As will be featured on the March 2, 2009 cover of Forbes Magazine, a group of five female former employees of Citigroup, ("Citi") have filed class charges of discrimination with the Equal Employment Opportunity Commission ("EEOC") in Manhattan against Citi alleging that they were laid off in November 2008 as a result of unlawful discrimination, specifically alleging that a glass ceiling exists at Citi and that in the latest round of layoffs, lesser qualified or under-performing male employees were retained at the expense of female employees.
Douglas H. Wigdor, a partner at Thompson Wigdor & Gilly LLP who represents this group of women, declared, "before the President and Congress hand over still more billions of taxpayer dollars to bailout Citi, they should look into our allegations and condition the receipt of further money on Citi setting aside significant funds to compensate those who have been unlawfully terminated."
Mr. Wigdor added "this is a clear case of what I call 'recessionary discrimination,' where Citi is using the economic downturn to eliminate a class of protected employees. In each case, one of my clients was selected for layoff while a less qualified or under-performing male employee was retained. The undeniable statistics belie any attempt by Citi to offer a legitimate justification for its decisions and demonstrate that the subjective criteria employed by Citi's managers had an adverse impact on women at Citi across the board."
The five women were all employed in Citi's Public Finance Department, within the Municipal Securities Division, and were notified on November 21, 2008 that their employment was being terminated as part of a larger reduction in force. According to their EEOC charges, a culture of gender discrimination exists at Citi where a significant majority of the top officer positions in the Public Finance Department were filled by men. Of the only five female Directors in the Public Finance Department, four were laid off, leaving only one female Director in the Public Finance Department while retaining 41 male Directors. Three of these four eliminated female Directors have joined in this action.
"The old boys' network is unfortunately alive and well at Citi.

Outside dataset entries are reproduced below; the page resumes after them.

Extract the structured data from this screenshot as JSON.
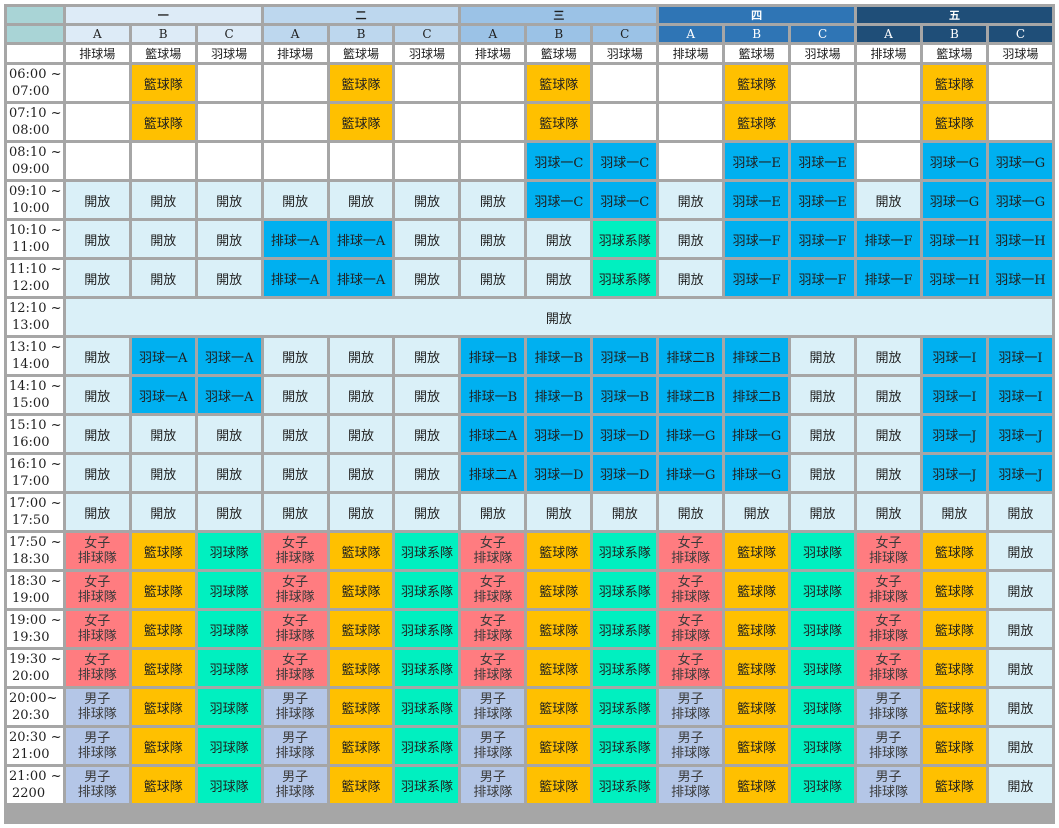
{
  "days": [
    {
      "label": "一",
      "head_bg": "#ddebf7",
      "head_color": "#1f1f1f",
      "sub_bg": "#ddebf7",
      "sub_color": "#1f1f1f"
    },
    {
      "label": "二",
      "head_bg": "#bdd7ee",
      "head_color": "#1f1f1f",
      "sub_bg": "#bdd7ee",
      "sub_color": "#1f1f1f"
    },
    {
      "label": "三",
      "head_bg": "#9bc2e6",
      "head_color": "#1f1f1f",
      "sub_bg": "#9bc2e6",
      "sub_color": "#1f1f1f"
    },
    {
      "label": "四",
      "head_bg": "#2f75b5",
      "head_color": "#ffffff",
      "sub_bg": "#2f75b5",
      "sub_color": "#ffffff"
    },
    {
      "label": "五",
      "head_bg": "#1f4e78",
      "head_color": "#ffffff",
      "sub_bg": "#1f4e78",
      "sub_color": "#ffffff"
    }
  ],
  "courts": [
    "A",
    "B",
    "C"
  ],
  "venues": [
    "排球場",
    "籃球場",
    "羽球場"
  ],
  "legend": {
    "open": {
      "text": "開放",
      "color": "#daf0f8"
    },
    "basketball": {
      "text": "籃球隊",
      "color": "#ffc000"
    },
    "badminton_team": {
      "text": "羽球隊",
      "color": "#00f0c0"
    },
    "badminton_club": {
      "text": "羽球系隊",
      "color": "#00f0c0"
    },
    "women_volleyball": {
      "line1": "女子",
      "line2": "排球隊",
      "color": "#ff7c80"
    },
    "men_volleyball": {
      "line1": "男子",
      "line2": "排球隊",
      "color": "#b4c6e7"
    },
    "course": {
      "color": "#00b0f0"
    }
  },
  "rows": [
    {
      "time": [
        "06:00 ~",
        "07:00"
      ],
      "cells": [
        "",
        "籃球隊",
        "",
        "",
        "籃球隊",
        "",
        "",
        "籃球隊",
        "",
        "",
        "籃球隊",
        "",
        "",
        "籃球隊",
        ""
      ]
    },
    {
      "time": [
        "07:10 ~",
        "08:00"
      ],
      "cells": [
        "",
        "籃球隊",
        "",
        "",
        "籃球隊",
        "",
        "",
        "籃球隊",
        "",
        "",
        "籃球隊",
        "",
        "",
        "籃球隊",
        ""
      ]
    },
    {
      "time": [
        "08:10 ~",
        "09:00"
      ],
      "cells": [
        "",
        "",
        "",
        "",
        "",
        "",
        "",
        "羽球一C",
        "羽球一C",
        "",
        "羽球一E",
        "羽球一E",
        "",
        "羽球一G",
        "羽球一G"
      ]
    },
    {
      "time": [
        "09:10 ~",
        "10:00"
      ],
      "cells": [
        "開放",
        "開放",
        "開放",
        "開放",
        "開放",
        "開放",
        "開放",
        "羽球一C",
        "羽球一C",
        "開放",
        "羽球一E",
        "羽球一E",
        "開放",
        "羽球一G",
        "羽球一G"
      ]
    },
    {
      "time": [
        "10:10 ~",
        "11:00"
      ],
      "cells": [
        "開放",
        "開放",
        "開放",
        "排球一A",
        "排球一A",
        "開放",
        "開放",
        "開放",
        "羽球系隊",
        "開放",
        "羽球一F",
        "羽球一F",
        "排球一F",
        "羽球一H",
        "羽球一H"
      ]
    },
    {
      "time": [
        "11:10 ~",
        "12:00"
      ],
      "cells": [
        "開放",
        "開放",
        "開放",
        "排球一A",
        "排球一A",
        "開放",
        "開放",
        "開放",
        "羽球系隊",
        "開放",
        "羽球一F",
        "羽球一F",
        "排球一F",
        "羽球一H",
        "羽球一H"
      ]
    },
    {
      "time": [
        "12:10 ~",
        "13:00"
      ],
      "span_text": "開放"
    },
    {
      "time": [
        "13:10 ~",
        "14:00"
      ],
      "cells": [
        "開放",
        "羽球一A",
        "羽球一A",
        "開放",
        "開放",
        "開放",
        "排球一B",
        "排球一B",
        "羽球一B",
        "排球二B",
        "排球二B",
        "開放",
        "開放",
        "羽球一I",
        "羽球一I"
      ]
    },
    {
      "time": [
        "14:10 ~",
        "15:00"
      ],
      "cells": [
        "開放",
        "羽球一A",
        "羽球一A",
        "開放",
        "開放",
        "開放",
        "排球一B",
        "排球一B",
        "羽球一B",
        "排球二B",
        "排球二B",
        "開放",
        "開放",
        "羽球一I",
        "羽球一I"
      ]
    },
    {
      "time": [
        "15:10 ~",
        "16:00"
      ],
      "cells": [
        "開放",
        "開放",
        "開放",
        "開放",
        "開放",
        "開放",
        "排球二A",
        "羽球一D",
        "羽球一D",
        "排球一G",
        "排球一G",
        "開放",
        "開放",
        "羽球一J",
        "羽球一J"
      ]
    },
    {
      "time": [
        "16:10 ~",
        "17:00"
      ],
      "cells": [
        "開放",
        "開放",
        "開放",
        "開放",
        "開放",
        "開放",
        "排球二A",
        "羽球一D",
        "羽球一D",
        "排球一G",
        "排球一G",
        "開放",
        "開放",
        "羽球一J",
        "羽球一J"
      ]
    },
    {
      "time": [
        "17:00 ~",
        "17:50"
      ],
      "cells": [
        "開放",
        "開放",
        "開放",
        "開放",
        "開放",
        "開放",
        "開放",
        "開放",
        "開放",
        "開放",
        "開放",
        "開放",
        "開放",
        "開放",
        "開放"
      ]
    },
    {
      "time": [
        "17:50 ~",
        "18:30"
      ],
      "cells": [
        "女子|排球隊",
        "籃球隊",
        "羽球隊",
        "女子|排球隊",
        "籃球隊",
        "羽球系隊",
        "女子|排球隊",
        "籃球隊",
        "羽球系隊",
        "女子|排球隊",
        "籃球隊",
        "羽球隊",
        "女子|排球隊",
        "籃球隊",
        "開放"
      ]
    },
    {
      "time": [
        "18:30 ~",
        "19:00"
      ],
      "cells": [
        "女子|排球隊",
        "籃球隊",
        "羽球隊",
        "女子|排球隊",
        "籃球隊",
        "羽球系隊",
        "女子|排球隊",
        "籃球隊",
        "羽球系隊",
        "女子|排球隊",
        "籃球隊",
        "羽球隊",
        "女子|排球隊",
        "籃球隊",
        "開放"
      ]
    },
    {
      "time": [
        "19:00 ~",
        "19:30"
      ],
      "cells": [
        "女子|排球隊",
        "籃球隊",
        "羽球隊",
        "女子|排球隊",
        "籃球隊",
        "羽球系隊",
        "女子|排球隊",
        "籃球隊",
        "羽球系隊",
        "女子|排球隊",
        "籃球隊",
        "羽球隊",
        "女子|排球隊",
        "籃球隊",
        "開放"
      ]
    },
    {
      "time": [
        "19:30 ~",
        "20:00"
      ],
      "cells": [
        "女子|排球隊",
        "籃球隊",
        "羽球隊",
        "女子|排球隊",
        "籃球隊",
        "羽球系隊",
        "女子|排球隊",
        "籃球隊",
        "羽球系隊",
        "女子|排球隊",
        "籃球隊",
        "羽球隊",
        "女子|排球隊",
        "籃球隊",
        "開放"
      ]
    },
    {
      "time": [
        "20:00~",
        "20:30"
      ],
      "cells": [
        "男子|排球隊",
        "籃球隊",
        "羽球隊",
        "男子|排球隊",
        "籃球隊",
        "羽球系隊",
        "男子|排球隊",
        "籃球隊",
        "羽球系隊",
        "男子|排球隊",
        "籃球隊",
        "羽球隊",
        "男子|排球隊",
        "籃球隊",
        "開放"
      ]
    },
    {
      "time": [
        "20:30 ~",
        "21:00"
      ],
      "cells": [
        "男子|排球隊",
        "籃球隊",
        "羽球隊",
        "男子|排球隊",
        "籃球隊",
        "羽球系隊",
        "男子|排球隊",
        "籃球隊",
        "羽球系隊",
        "男子|排球隊",
        "籃球隊",
        "羽球隊",
        "男子|排球隊",
        "籃球隊",
        "開放"
      ]
    },
    {
      "time": [
        "21:00 ~",
        "2200"
      ],
      "cells": [
        "男子|排球隊",
        "籃球隊",
        "羽球隊",
        "男子|排球隊",
        "籃球隊",
        "羽球系隊",
        "男子|排球隊",
        "籃球隊",
        "羽球系隊",
        "男子|排球隊",
        "籃球隊",
        "羽球隊",
        "男子|排球隊",
        "籃球隊",
        "開放"
      ]
    }
  ]
}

It is hard to imagine something happening like this today, but I stand united with my four colleagues in seeing this process through to its ultimate conclusion," said Amy Bartoletti, a former Director in the Housing Group, and one of the charging parties in this class action. "By basing its decisions on personal relationships rather than performance, Citi has effectively eliminated a whole generation of future Managing Directors within the Public Finance Department," commented Lisa Conley, a former Director in the Health Care Group and another charging party in this action.
The group has filed their charges of discrimination on behalf of themselves and all other similarly situated women at Citi affected by the layoffs.